Environment Configuration¶
# config.py
import os
from xtools import XTools
async def create_xtools():
"""Create XTools instance from environment."""
return XTools(
headless=os.getenv("XTOOLS_HEADLESS", "true").lower() == "true",
proxy=os.getenv("XTOOLS_PROXY"),
cookies_path=os.getenv("XTOOLS_COOKIES", "/app/cookies/session.json"),
)
# main.py
async def main():
async with await create_xtools() as x:
await x.auth.load_cookies(os.getenv("XTOOLS_COOKIES"))

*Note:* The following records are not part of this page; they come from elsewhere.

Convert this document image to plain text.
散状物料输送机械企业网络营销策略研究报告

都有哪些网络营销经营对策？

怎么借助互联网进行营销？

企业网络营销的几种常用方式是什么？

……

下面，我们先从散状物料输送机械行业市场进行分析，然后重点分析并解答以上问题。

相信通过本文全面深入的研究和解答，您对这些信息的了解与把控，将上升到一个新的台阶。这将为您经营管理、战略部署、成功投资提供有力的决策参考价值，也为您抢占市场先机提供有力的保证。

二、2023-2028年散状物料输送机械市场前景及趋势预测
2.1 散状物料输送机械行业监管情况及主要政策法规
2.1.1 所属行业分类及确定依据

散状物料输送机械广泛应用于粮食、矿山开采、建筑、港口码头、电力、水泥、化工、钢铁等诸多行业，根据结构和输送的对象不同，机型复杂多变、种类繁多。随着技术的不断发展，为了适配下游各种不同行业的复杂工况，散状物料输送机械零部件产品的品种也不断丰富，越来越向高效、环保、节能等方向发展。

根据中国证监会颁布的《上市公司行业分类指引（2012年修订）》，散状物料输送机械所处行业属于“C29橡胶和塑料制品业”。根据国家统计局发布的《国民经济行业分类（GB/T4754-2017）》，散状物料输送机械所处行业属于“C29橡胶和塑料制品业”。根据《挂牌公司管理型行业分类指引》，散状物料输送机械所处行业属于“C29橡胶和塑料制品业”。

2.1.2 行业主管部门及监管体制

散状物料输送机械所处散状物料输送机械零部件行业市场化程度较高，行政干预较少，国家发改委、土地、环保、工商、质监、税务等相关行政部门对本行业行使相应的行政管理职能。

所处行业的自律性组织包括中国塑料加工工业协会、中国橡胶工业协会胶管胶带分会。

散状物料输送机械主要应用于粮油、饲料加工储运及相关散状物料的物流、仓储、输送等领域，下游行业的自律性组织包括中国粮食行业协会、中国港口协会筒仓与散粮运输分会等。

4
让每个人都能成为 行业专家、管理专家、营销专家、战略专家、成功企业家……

# Your scraping logic here
Kubernetes Deployment¶
# k8s/deployment.yaml
apiVersion: apps/v1
kind: Deployment
metadata:
name: xtools-worker
spec:
replicas: 5
selector:
matchLabels:
app: xtools-worker
template:
metadata:
labels:
app: xtools-worker
spec:
containers:
- name: worker
image: myregistry/xtools:latest
resources:
requests:
memory: "512Mi"
cpu: "250m"
limits:
memory: "1Gi"
cpu: "500m"
env:
- name: REDIS_URL
valueFrom:
secretKeyRef:
name: xtools-secrets
key: redis-url
volumeMounts:
- name: cookies
mountPath: /app/cookies
volumes:
- name: cookies
secret:
secretName: xtools-cookies
Resource Limits
Playwright/Chromium is memory-intensive. Allocate at least 512Mi per container.
Docker Volume Management¶
# Persist cookies and data across container restarts
async def setup_persistence():
"""Setup persistent storage in Docker."""
from pathlib import Path
data_dir = Path("/app/data")
cookies_dir = Path("/app/cookies")
data_dir.mkdir(exist_ok=True)
cookies_dir.mkdir(exist_ok=True)
async with XTools() as x:
cookies_path = cookies_dir / "session.json"
if cookies_path.exists():
await x.auth.load_cookies(str(cookies_path))
# Perform operations...
# Save session for next run
await x.auth.save_cookies(str(cookies_path))
Logging Configuration¶
# logging_config.py
import logging
import sys
def setup_docker_logging():
"""Configure logging for Docker (stdout/stderr)."""
logging.basicConfig(
level=logging.INFO,
format='%(asctime)s - %(name)s - %(levelname)s - %(message)s',
handlers=[
logging.StreamHandler(sys.stdout)
]
)
# JSON logging for log aggregation
try:
import json_logging
json_logging.init_non_web()
except ImportError:
pass
setup_docker_logging()
CI/CD Pipeline¶
# .github/workflows/docker.yml
name: Docker Build
on:
push:
branches: [main]
jobs:
build:
runs-on: ubuntu-latest
steps:
- uses: actions/checkout@v4
- name: Build and push
uses: docker/build-push-action@v5
with:
context: .
push: true
tags: ghcr.io/${{ github.repository }}:latest
cache-from: type=gha
cache-to: type=gha,mode=max
Health Checks and Monitoring¶
# health.py
from fastapi import FastAPI
from xtools import XTools
app = FastAPI()
@app.get("/health")
async def health_check():
"""Docker health check endpoint."""
try:
async with XTools(headless=True) as x:
# Quick connectivity test
await x.browser.test_connection()
return {"status": "healthy"}
except Exception as e:
return {"status": "unhealthy", "error": str(e)}
@app.get("/ready")
async def readiness_check():
"""Kubernetes readiness probe."""
return {"status": "ready"}
Graceful Shutdown
Handle SIGTERM for clean browser shutdown in containers.